À la Librairie Pélagie de Caraquet, j’ai acheté Solstices d’Herménégilde Chiasson, le poète acadien emblématique. Ses phrases s’entortillent parfois, mais sur une musique si belle qu’on ne revient pas toujours en arrière pour en pénétrer tout le sens. La mélodie des mots suffit parfois à notre bonheur. Ailleurs, une image frappe au tournant : « Un arbre qui tombe dans la forêt et le bruit que personne n’entendra. » Allez ! Son livre fera la route avec nous.

En Acadie, d’autres fantômes que les nôtres hantent les francophones, et comment les ignorer ? De lectures en visites de petits musées, de conversations en observations, tout ramène le visiteur à la déportation.

Le « Grand Dérangement » de 1755 à 1763 est tellement un euphémisme que l’expression fait sourire. Grands dérangés, vous dites, ces Acadiens condamnés à l’errance par les Anglais ? Leurs familles séparées aux quatre vents, avec le mythe d’Évangéline, poème d’Henry Longfellow, pour en symboliser les déchirements. Le voyage vous remet en tête leur expulsion de la Nouvelle-Écosse, puis leur dissémination vers la France, l’Angleterre, les États-Unis, le Québec. Le Nouveau-Brunswick fut lui-même une terre d’accueil pour les Néo-Écossais arrachés à leurs aboiteaux. Certains fuyards s’étaient cachés dans le bois, où ils fraternisaient avec les autochtones, qu’ils tassèrent à leur tour.

L’histoire est un grand dérangement à répétition.

Voyage entre les solitudes

De cet exode-là, il reste quelque chose en Acadie ; comme un sentiment de nation inachevée, fractionnée, sensible partout, dont les créateurs et les gens témoignent.

Le fait français, si vivace dans la péninsule acadienne, s’efface des villes du centre, mais aussi du Sud, comme à Fredericton, puis le long de la côte jusqu’à la baie de Fundy. Au milieu : Shediac (attrape-touristes) est une zone tampon où le chiac, au confluent des deux langues, domine, avec quelques brèches à Moncton, très français malgré tout.

On se heurte aux cloisons entre chaque communauté. Francophones d’un bord, anglophones de l’autre, et autochtones au milieu. Trois solitudes repliées sur elles-mêmes.
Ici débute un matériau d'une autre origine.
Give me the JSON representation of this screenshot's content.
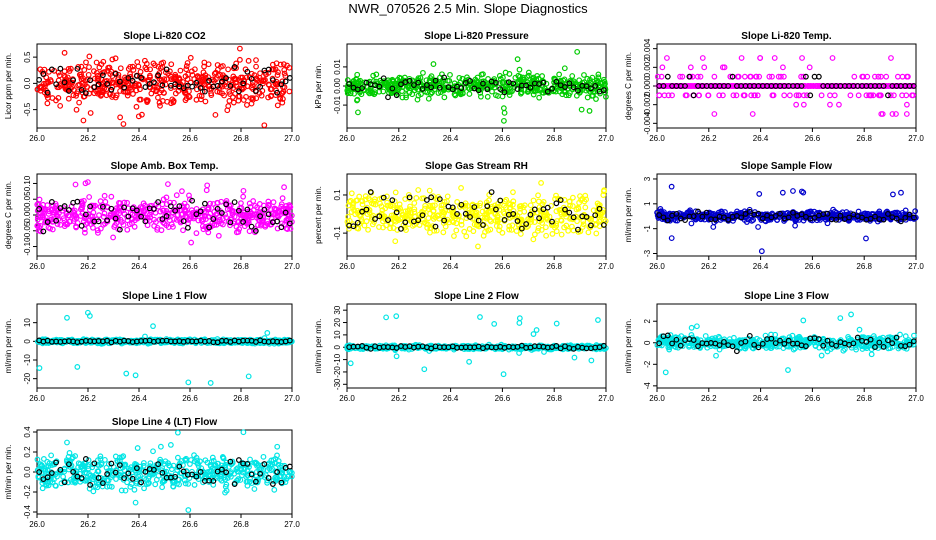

Micmacs et Malécites s’isolent, bien davantage que les Premières Nations du Québec, absents de la sphère publique, des routes et des cafés d’étapes, sans même proposer d’artisanat. On demande aux Blancs : « N’y a-t-il pas une réserve à côté d’ici ? » Ils vous regardent de travers : « Vous voulez vous rendre là-bas ? » Stupeur et tremblements !

Les Micmacs ne sont pas trop accueillants, faut dire, et nous collent un camion au derrière pour pousser l’auto vers la sortie. De vieilles rancunes liées aux quotas de pêche au homard n’ont pas amélioré leurs rapports avec les Acadiens blancs, toutes langues confondues.

Dans leurs fiefs de Miramichi, de Fredericton ou d’ailleurs, des commerçants anglophones envoient balader, assez souvent pour que ça se remarque, les voyageurs francophones. Des tensions aiguës, à fleur de peau.

Alors, je me suis plongée dans le roman historique Les marées du Grand Dérangement de Claude Le Boutihiller, un des auteurs les plus féconds de l’Acadie, enfanté par Caraquet, disparu au printemps, afin de mieux comprendre les antagonismes croisés venant apparemment de loin. Saga de la dépossession des Acadiens comme des Micmacs, qui s’éclaire en détail dans ce livre.

Au retour par le Maine, en pleine forêt, une vieille hôtelière dans sa cage de verre pare-balles, une carabine bien à la vue, montrait un nouveau visage de la société : l’Amérique de Donald Trump. Il en existe heureusement une autre.